Geralmente, nas instituições,
existem muitas dessas pessoas ocupando cargos de gestão e de direção. E são
colocadas ali de propósito: para que não entendam nada e, não entendendo,
deixem as coisas como estão. Por serem débeis mentais a única coisa que sabem
fazer é defender com unhas e dentes a instituição e o status quo. O diálogo com
tais pessoas é impossível. E as instituições gostam disso porque têm nessas
pessoas defensores ferrenhos e não precisam enfrentar diretamente o grande
público. O gestor débil mental é o “para-raios” que captura e desvia para o
nada toda possível investida contra a instituição.
Diante
desta situação de impossibilidade de diálogo, o que podemos fazer? Antes de
tudo é preciso silenciar, mas sem
ceder à tentação de sucumbir à arrogância, à ignorância e à debilidade. Existem
pessoas com as quais é inútil tentar dialogar. Seria perda de tempo, ou, como
diz um ditado napolitano, “dar banho em porco: perde-se tempo, água e sabão”. O
silêncio, porém, não deve ser sinônimo de omissão. Terá que ser um silêncio
ativo que leve a outra pessoa a perceber que a atitude de calar-se é um ato de
rebeldia e de protesto diante do que está acontecendo. Lembro-me aqui do
silêncio dos torturados diante dos seus algozes, do silêncio de Cristo diante
de Herodes e de Pilatos.
Às
vezes é preciso silenciar para tentar salvar uma boa convivência. Viver num permanente conflito com determinadas
pessoas nem sempre é sadio e agradável. Tal atitude gera grandes tensões,
provoca doenças e não resolve nada. É claro que, muitas vezes, será preciso
enfrentar o conflito para não sermos omissos e para que o nosso silêncio não
represente uma conformação com a injustiça e a maldade. Mas, dependendo do
caso, a melhor resposta é aquela que não se dá. O melhor diálogo é recusar-se a
responder às provocações de determinadas pessoas.
Uma
terceira atitude, diante da impossibilidade do diálogo, é ficar sempre atento
às possíveis brechas que podem
aparecer e oferecer a oportunidade de iniciar um diálogo. Muitas vezes criam-se
situações que podem ser uma ocasião para dialogar. A vida sempre tem as suas
surpresas. Por mais que alguém seja intransigente, de repente, a vida se lhe
apresenta com algumas lições e alguns desafios, obrigando-a a buscar o diálogo
com os outros.
Por
fim, uma quarta atitude seria aquela de manter-se
sempre aberto e vigilante. Antes
de tudo para verificar se a arrogância, a ignorância e a debilidade não estão
dentro de nós mesmos. Infelizmente temos sempre a tendência de achar que o
problema está no outro ou nos outros. Com isso nos recusamos a olhar para
dentro de nós mesmos. E, com frequência, pode acontecer que a dificuldade para
dialogar esteja mais em nós do que nos outros. Além disso, a abertura e a
vigilância nos permitem viver antenados, ou seja, atentos ao que acontece ao
nosso redor, buscando sempre uma ocasião para dialogar. E quantas vezes
perdemos a chance de iniciar o diálogo porque não fomos capazes de perceber as
chances que se apresentaram a nós; porque nos fechamos em nós mesmos e não
descobrimos tantas oportunidades que tivemos para “puxar uma boa conversa”.
Tudo
isso poderia ser resumido numa frase: para
dialogar é preciso amar. “O diálogo é intersubjetividade, é, por isso
mesmo, ‘situado e datado’. Se não há um profundo amor ao homem e ao mundo, não
há diálogo [...]. Porque o amor é ato de coragem, nunca de medo, é compromisso
assumido com o homem concreto no mundo e com o mundo [...]. Se não amo o mundo,
se não amo a vida, se não amo o homem oprimido e vencido, não posso dialogar”
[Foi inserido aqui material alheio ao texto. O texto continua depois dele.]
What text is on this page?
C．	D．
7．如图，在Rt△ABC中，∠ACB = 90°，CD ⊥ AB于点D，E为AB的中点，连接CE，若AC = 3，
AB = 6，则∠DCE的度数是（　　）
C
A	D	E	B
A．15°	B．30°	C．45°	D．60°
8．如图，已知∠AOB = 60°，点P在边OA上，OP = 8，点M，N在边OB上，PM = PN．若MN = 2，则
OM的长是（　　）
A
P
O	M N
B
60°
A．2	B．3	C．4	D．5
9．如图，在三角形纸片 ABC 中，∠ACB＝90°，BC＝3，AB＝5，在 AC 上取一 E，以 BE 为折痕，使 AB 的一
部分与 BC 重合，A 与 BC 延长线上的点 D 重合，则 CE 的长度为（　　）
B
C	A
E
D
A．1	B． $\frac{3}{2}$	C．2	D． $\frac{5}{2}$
(Paulo FREIRE). E parece-me que a falta de amor é a razão principal da falta de
diálogo no mundo de hoje. Por trás da falta de amor esconde-se a arrogância, a
ignorância e também certas debilidades que atravancam o diálogo. A falta de
amor gera a desesperança e a crença de que é inútil dialogar. “Se os sujeitos
do diálogo nada esperam do seu quefazer, já não há diálogo. Seu encontro é
vazio e estéril, burocrático e fastidioso” (Paulo FREIRE).